When you’re just starting out, maybe you play it safe and keep things simple and straightforward. Or you might try from the get-go to emulate a script or writer you really, really like, because if it worked for them, then it stands to reason that it will undoubtedly work for you in the exact same way. This is occasionally referred to as the Tarantino Syndrome.

There’s nothing wrong with appreciating a pro’s style, but for crying out loud, DO NOT try to duplicate it. That’s how they do it, which is not the same as how you do it. It also smacks of laziness. You want to make a name for yourself, right? So how are you going to do that by writing like somebody else?

Find a way that works for you and stick with it. Hone your writing skills with each draft until every script you offer up is undeniably identifiable as yours.

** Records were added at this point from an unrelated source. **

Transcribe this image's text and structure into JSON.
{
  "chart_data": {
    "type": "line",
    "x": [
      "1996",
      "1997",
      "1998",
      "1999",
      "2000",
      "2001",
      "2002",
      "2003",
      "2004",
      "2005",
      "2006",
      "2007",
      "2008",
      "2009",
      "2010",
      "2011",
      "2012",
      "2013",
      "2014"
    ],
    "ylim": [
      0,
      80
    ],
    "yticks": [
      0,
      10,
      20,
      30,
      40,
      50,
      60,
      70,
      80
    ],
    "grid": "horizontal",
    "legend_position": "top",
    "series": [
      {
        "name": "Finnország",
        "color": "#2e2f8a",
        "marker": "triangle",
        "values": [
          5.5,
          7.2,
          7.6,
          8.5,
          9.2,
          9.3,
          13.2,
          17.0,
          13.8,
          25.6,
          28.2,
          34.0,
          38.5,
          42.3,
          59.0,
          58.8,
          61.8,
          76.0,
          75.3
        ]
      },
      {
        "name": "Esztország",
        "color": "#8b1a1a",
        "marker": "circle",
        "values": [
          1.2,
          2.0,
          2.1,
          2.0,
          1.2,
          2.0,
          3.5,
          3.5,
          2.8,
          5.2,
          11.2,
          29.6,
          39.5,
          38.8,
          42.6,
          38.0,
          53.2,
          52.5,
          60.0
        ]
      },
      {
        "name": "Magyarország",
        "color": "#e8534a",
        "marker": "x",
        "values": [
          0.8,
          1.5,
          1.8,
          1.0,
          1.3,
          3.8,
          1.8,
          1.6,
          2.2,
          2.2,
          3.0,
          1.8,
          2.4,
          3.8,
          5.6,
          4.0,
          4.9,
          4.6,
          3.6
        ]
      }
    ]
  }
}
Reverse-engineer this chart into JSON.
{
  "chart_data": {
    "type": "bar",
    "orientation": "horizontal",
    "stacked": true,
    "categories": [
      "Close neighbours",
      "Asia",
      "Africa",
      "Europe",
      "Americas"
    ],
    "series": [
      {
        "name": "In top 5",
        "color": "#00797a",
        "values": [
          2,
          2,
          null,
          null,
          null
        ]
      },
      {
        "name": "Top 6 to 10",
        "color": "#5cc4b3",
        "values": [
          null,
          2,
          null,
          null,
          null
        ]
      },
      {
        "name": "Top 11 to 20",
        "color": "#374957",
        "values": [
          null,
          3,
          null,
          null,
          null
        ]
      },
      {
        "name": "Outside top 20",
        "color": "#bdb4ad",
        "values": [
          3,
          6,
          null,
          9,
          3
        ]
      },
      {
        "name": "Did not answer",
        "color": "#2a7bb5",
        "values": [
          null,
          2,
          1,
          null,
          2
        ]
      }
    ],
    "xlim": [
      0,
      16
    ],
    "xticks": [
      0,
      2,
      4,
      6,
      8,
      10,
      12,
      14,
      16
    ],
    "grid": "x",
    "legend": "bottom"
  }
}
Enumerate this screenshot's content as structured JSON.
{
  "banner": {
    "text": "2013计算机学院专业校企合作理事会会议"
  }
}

The more you produce, the more comfortable you’ll get with how you write, along with becoming more confident in your abilities. You’ve put in the work learning the rules, so now you feel ready to see how far you can bend them (but not too much! They can be very fragile at times.).

Soon you’ll have no hesitation to start putting your own spin on things; little touches here and there. Although the usual challenges and obstacles will still be there, you might discover that your overall process of writing has gotten just a little bit easier.

X + Y = you(r script)

July 9, 2013
Two individual great things combine to make a new great thing

Two individual great things combine to make a new great thing

Scenario time! You find yourself in the mythical elevator with the even more mythical open-minded Hollywood exec. Their attention is all yours for the next 30 seconds. Your moment to shine is at hand!

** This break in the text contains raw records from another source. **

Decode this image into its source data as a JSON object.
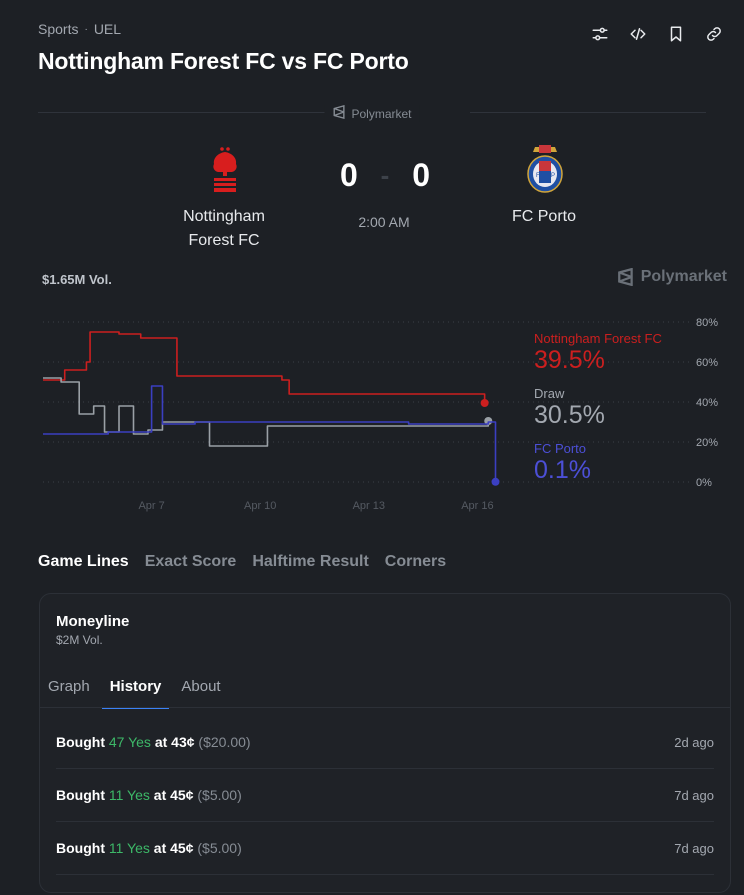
{
  "header": {
    "breadcrumb": [
      "Sports",
      "UEL"
    ],
    "breadcrumb_sep": "·",
    "title": "Nottingham Forest FC vs FC Porto"
  },
  "toolbar_icons": [
    "sliders-icon",
    "code-icon",
    "bookmark-icon",
    "link-icon"
  ],
  "source": {
    "label": "Polymarket"
  },
  "match": {
    "home": {
      "name": "Nottingham Forest FC",
      "name_line1": "Nottingham",
      "name_line2": "Forest FC",
      "color": "#e11d1d"
    },
    "away": {
      "name": "FC Porto",
      "color": "#1f4fa3"
    },
    "home_score": "0",
    "away_score": "0",
    "score_sep": "-",
    "time": "2:00 AM"
  },
  "volume": "$1.65M Vol.",
  "watermark": "Polymarket",
  "chart_data": {
    "type": "line",
    "y_ticks": [
      "80%",
      "60%",
      "40%",
      "20%",
      "0%"
    ],
    "ylim": [
      0,
      80
    ],
    "x_ticks": [
      "Apr 7",
      "Apr 10",
      "Apr 13",
      "Apr 16"
    ],
    "grid": true,
    "series": [
      {
        "name": "Nottingham Forest FC",
        "current": "39.5%",
        "color": "#cc1f1f",
        "x": [
          "Apr 4",
          "Apr 4.6",
          "Apr 5.2",
          "Apr 5.3",
          "Apr 6.1",
          "Apr 6.7",
          "Apr 7.6",
          "Apr 7.7",
          "Apr 9.8",
          "Apr 10.6",
          "Apr 10.8",
          "Apr 16.2"
        ],
        "values": [
          51,
          56,
          60,
          75,
          74,
          72,
          72,
          53,
          53,
          51,
          44,
          39.5
        ]
      },
      {
        "name": "Draw",
        "current": "30.5%",
        "color": "#9aa0a6",
        "x": [
          "Apr 4",
          "Apr 4.5",
          "Apr 5",
          "Apr 5.4",
          "Apr 5.7",
          "Apr 6.1",
          "Apr 6.5",
          "Apr 6.9",
          "Apr 7.3",
          "Apr 8.2",
          "Apr 8.6",
          "Apr 9.9",
          "Apr 10.2",
          "Apr 13.9",
          "Apr 16.3"
        ],
        "values": [
          52,
          50,
          34,
          38,
          25,
          38,
          24,
          26,
          30,
          30,
          18,
          18,
          28,
          28,
          30.5
        ]
      },
      {
        "name": "FC Porto",
        "current": "0.1%",
        "color": "#3b3fc2",
        "x": [
          "Apr 4",
          "Apr 4.8",
          "Apr 5.8",
          "Apr 6.8",
          "Apr 7",
          "Apr 7.3",
          "Apr 8.2",
          "Apr 10.1",
          "Apr 14.1",
          "Apr 16.3",
          "Apr 16.5"
        ],
        "values": [
          24,
          24,
          25,
          25,
          48,
          29,
          30,
          30,
          29,
          30,
          0.1
        ]
      }
    ]
  },
  "market_tabs": [
    {
      "label": "Game Lines",
      "active": true
    },
    {
      "label": "Exact Score",
      "active": false
    },
    {
      "label": "Halftime Result",
      "active": false
    },
    {
      "label": "Corners",
      "active": false
    }
  ],
  "market": {
    "title": "Moneyline",
    "volume": "$2M Vol.",
    "tabs": [
      {
        "label": "Graph",
        "active": false
      },
      {
        "label": "History",
        "active": true
      },
      {
        "label": "About",
        "active": false
      }
    ],
    "history": [
      {
        "action": "Bought",
        "shares": "47 Yes",
        "at": "at 43¢",
        "amount": "($20.00)",
        "ago": "2d ago"
      },
      {
        "action": "Bought",
        "shares": "11 Yes",
        "at": "at 45¢",
        "amount": "($5.00)",
        "ago": "7d ago"
      },
      {
        "action": "Bought",
        "shares": "11 Yes",
        "at": "at 45¢",
        "amount": "($5.00)",
        "ago": "7d ago"
      }
    ]
  }
}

You give ’em your honed-to-perfection logline. They react with raised eyebrows, a slight tilt of the head and an intrigued “Hmm.” The fish is nibbling at that hook, but the deal ain’t sealed yet.

“How would you pitch that?” they ask. “What’s your X meets Y?”

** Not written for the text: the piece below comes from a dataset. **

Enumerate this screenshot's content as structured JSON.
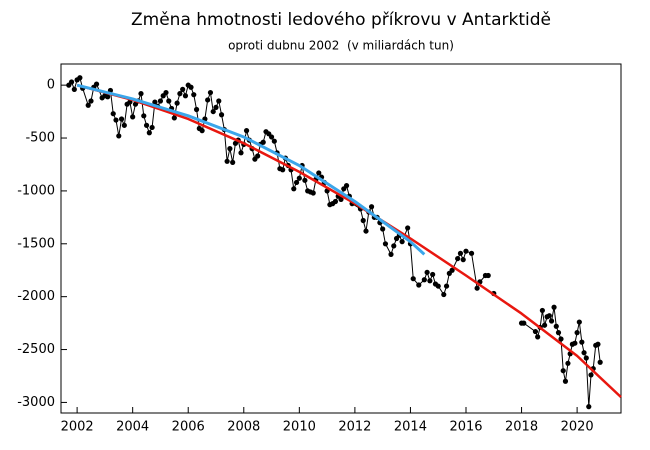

In other words, what two movies does your script incorporate elements from while telling a unique and original story?

I’ve read arguments both for and against doing this. Personally, I don’t have anything against doing it, but usually try to avoid it, preferring to let the logline do the selling.

But sometimes you’re going to need those two points of reference to offer up a stronger idea of what somebody can expect from your story.

It’s also important to name films that are well-known, successful or both. Avoid box office flops and the obscure at all costs! There’s also the question of timeliness, but I’ll get into that in a second.

Case in point: The folks at the Tracking Board Launchpad gave each semifinalist script it’s own landing page, featuring a thumbnail sketch of details (logline, genre, contact info, etc.)

Part of what they wanted from the writers was their “X meets Y” pitch.

Since I couldn’t go with the phrase that served as my mantra during the writing process (retro sci-fi steampunk pirates), I thought “PIRATES OF THE CARIBBEAN meets STAR WARS” summed it up nicely.

The response was that this was just “okay”, but the story didn’t seem as reminiscent of STAR WARS. Maybe there was another film that was more similar?

Fortunately for me, K was right there next to me during this exchange and suggested “How about ‘PIRATES meets THE LAST STARFIGHTER?'”

Yeah, that works. Definitely a stronger connection with my script on several levels.

Maybe my only nit to pick is that it’s not the most recent of films. 1984, to be precise. Almost 30 years old(!). But it’s still pretty well-known and is usually mentioned as part of “they don’t make ’em like that anymore”, so 2 points in my favor. If you’ve never seen it, you should really make a point to do so.

(And just to put it in perspective, STAR WARS is over 35 years old, but is probably a little more in the public eye.)

So take a look at your script. Put some thought into what best makes up your “X meets Y”.